Berlin/Wiesbaden (taz/dpa) – Die deutsche Konjunktur stottert auch in diesem Jahr. Das Bruttoinlandprodukt (BIP) ist im ersten Quartal 1997 nur um 1,4 Prozent gewachsen. Die Rechner des Statistischen Bundesamts in Wiesbaden vergleichen diese Zahl mit der desselben Zeitraums 1996.

Im Verhältnis zum letzten Quartal 1996 ist das BIP bereinigt jedoch nur um 0,5 Prozent gewachsen. In den letzten drei Monaten des vergangenen Jahres hatte die Konjunktur mit einem Nullwachstum stagniert.

Ob 1,4 Prozent oder bereinigte 0,5 Prozent – für einen deutlichen Aufschwung sind beide Werte zu niedrig. Außerdem liegen sie deutlich unter der von Wirtschaftminister Günter Rexrodt im Jahreswirtschaftsbericht ausgegebenen Parole von 2,5 Prozent Wachstum in diesem Jahr. Das BIP wäre stärker angestiegen, wenn nicht im ersten Quartal drei Feiertage gelegen hätten, teilte die Bundesbank mit, die das BIP gestern veröffentlichte.

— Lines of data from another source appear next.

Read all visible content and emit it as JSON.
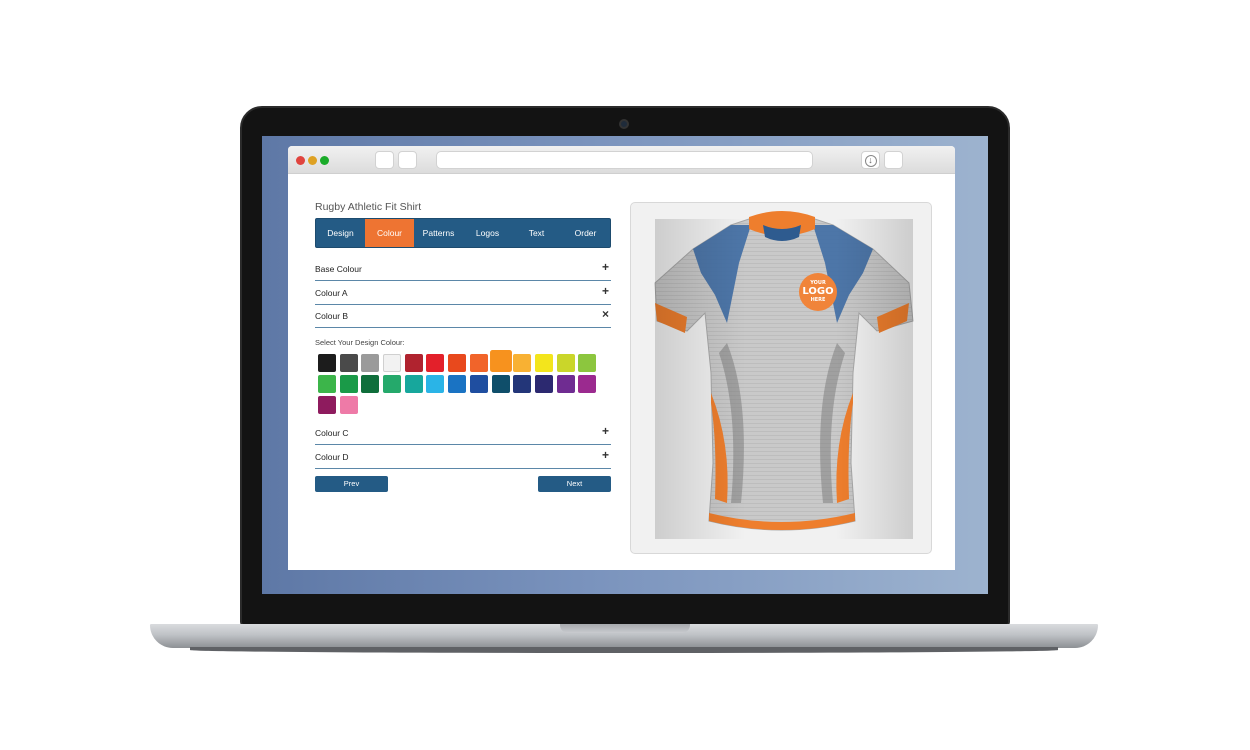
{
  "product": {
    "title": "Rugby Athletic Fit Shirt"
  },
  "tabs": [
    {
      "label": "Design",
      "active": false
    },
    {
      "label": "Colour",
      "active": true
    },
    {
      "label": "Patterns",
      "active": false
    },
    {
      "label": "Logos",
      "active": false
    },
    {
      "label": "Text",
      "active": false
    },
    {
      "label": "Order",
      "active": false
    }
  ],
  "accordion": {
    "base": {
      "label": "Base Colour",
      "toggle": "+"
    },
    "a": {
      "label": "Colour A",
      "toggle": "+"
    },
    "b": {
      "label": "Colour B",
      "toggle": "×"
    },
    "c": {
      "label": "Colour C",
      "toggle": "+"
    },
    "d": {
      "label": "Colour D",
      "toggle": "+"
    }
  },
  "colour_b": {
    "prompt": "Select Your Design Colour:",
    "swatches": [
      "#1c1c1c",
      "#4a4a4a",
      "#9a9a9a",
      "#f2f2f2",
      "#b0232f",
      "#e3202a",
      "#e8491d",
      "#f1642a",
      "#f7921e",
      "#f8b133",
      "#f3e51c",
      "#cad62a",
      "#8cc63e",
      "#3cb54a",
      "#1a9a48",
      "#0f6e3b",
      "#25a96b",
      "#17a79c",
      "#2ab4e7",
      "#1a73c3",
      "#1f4ea0",
      "#0f4e6a",
      "#233679",
      "#2c2970",
      "#6f2c91",
      "#9b2a8f",
      "#8e1b5e",
      "#ee7aa7"
    ],
    "selected_index": 8
  },
  "buttons": {
    "prev": "Prev",
    "next": "Next"
  },
  "preview": {
    "logo_line1": "YOUR",
    "logo_line2": "LOGO",
    "logo_line3": "HERE"
  },
  "colors": {
    "primary": "#245b85",
    "accent": "#ee7432"
  }
}
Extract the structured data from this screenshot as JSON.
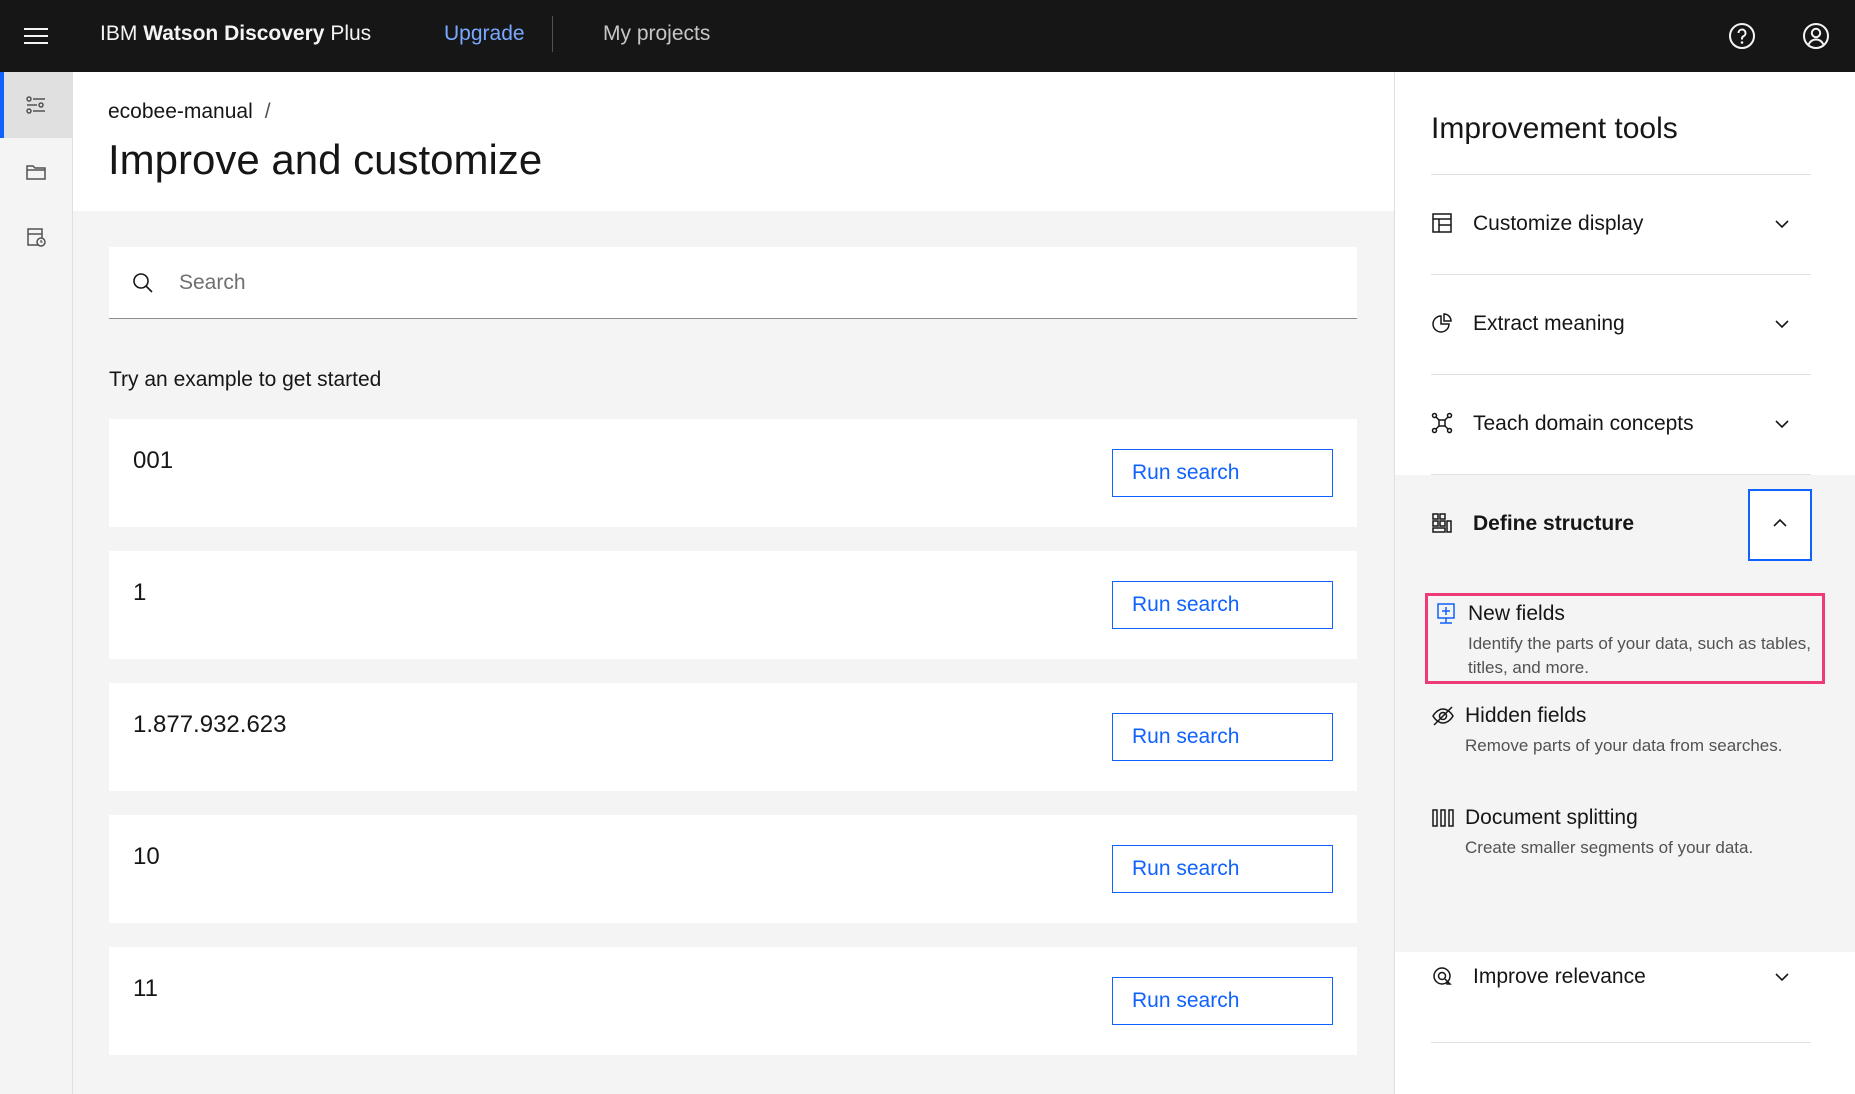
{
  "header": {
    "brand_prefix": "IBM",
    "brand_bold": "Watson Discovery",
    "brand_suffix": "Plus",
    "nav_upgrade": "Upgrade",
    "nav_projects": "My projects"
  },
  "breadcrumb": {
    "project": "ecobee-manual",
    "separator": "/"
  },
  "page": {
    "title": "Improve and customize"
  },
  "search": {
    "placeholder": "Search"
  },
  "examples": {
    "label": "Try an example to get started",
    "items": [
      {
        "text": "001",
        "button": "Run search"
      },
      {
        "text": "1",
        "button": "Run search"
      },
      {
        "text": "1.877.932.623",
        "button": "Run search"
      },
      {
        "text": "10",
        "button": "Run search"
      },
      {
        "text": "11",
        "button": "Run search"
      }
    ]
  },
  "panel": {
    "title": "Improvement tools",
    "items": [
      {
        "label": "Customize display",
        "icon": "layout-icon"
      },
      {
        "label": "Extract meaning",
        "icon": "pie-chart-icon"
      },
      {
        "label": "Teach domain concepts",
        "icon": "network-icon"
      },
      {
        "label": "Define structure",
        "icon": "grid-structure-icon"
      },
      {
        "label": "Improve relevance",
        "icon": "target-icon"
      }
    ],
    "sub_items": [
      {
        "title": "New fields",
        "desc": "Identify the parts of your data, such as tables, titles, and more."
      },
      {
        "title": "Hidden fields",
        "desc": "Remove parts of your data from searches."
      },
      {
        "title": "Document splitting",
        "desc": "Create smaller segments of your data."
      }
    ]
  },
  "colors": {
    "accent": "#0f62fe",
    "highlight": "#ee3a75",
    "header_bg": "#161616"
  }
}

Diese drei Tage würden immerhin fünf Prozent der 60 Arbeitstage im Quartal ausmachen. In der Zeit hätten Arbeiter in Deutschland das BIP um einen Prozentpunkt steigern können, wenn sie nicht ihre Freizeit gestaltet hätten. „Unglaubwürdig und fragwürdig“, nannte diese Rechnerei eine Statistikerin des Bundesamtes.

Als einziger Antrieb der deutschen Konjunktur erwies sich wieder der Export. Zwischen Januar und März wurden real 6,8 Prozent mehr exportiert. Die Einfuhr wuchs nur um 3,9 Prozent. Der Verbrauch der privaten Haushalte sank dagegen im Vergleich zum Vorjahr um 0,1 Prozent, nachdem der Konsum 1996 immerhin noch geringfügig zugelegt hatte. Wenig Impulse erhielt die Konjunktur auch von den Unternehmen. Die Investitionen in Maschinen und Anlagen – wichtiges Zugpferd für die Konjunktur – stiegen um 2,2 und die Bauinvestitionen um 2,3 Prozent. Der Staatsverbrauch kletterte deutlich um 3,7 Prozent, vor allem wegen höherer Ausgaben für die Pflegeversicherung und für die Rüstung. Die Inlandsnachfrage legte damit nur um real 0,6 Prozent zu.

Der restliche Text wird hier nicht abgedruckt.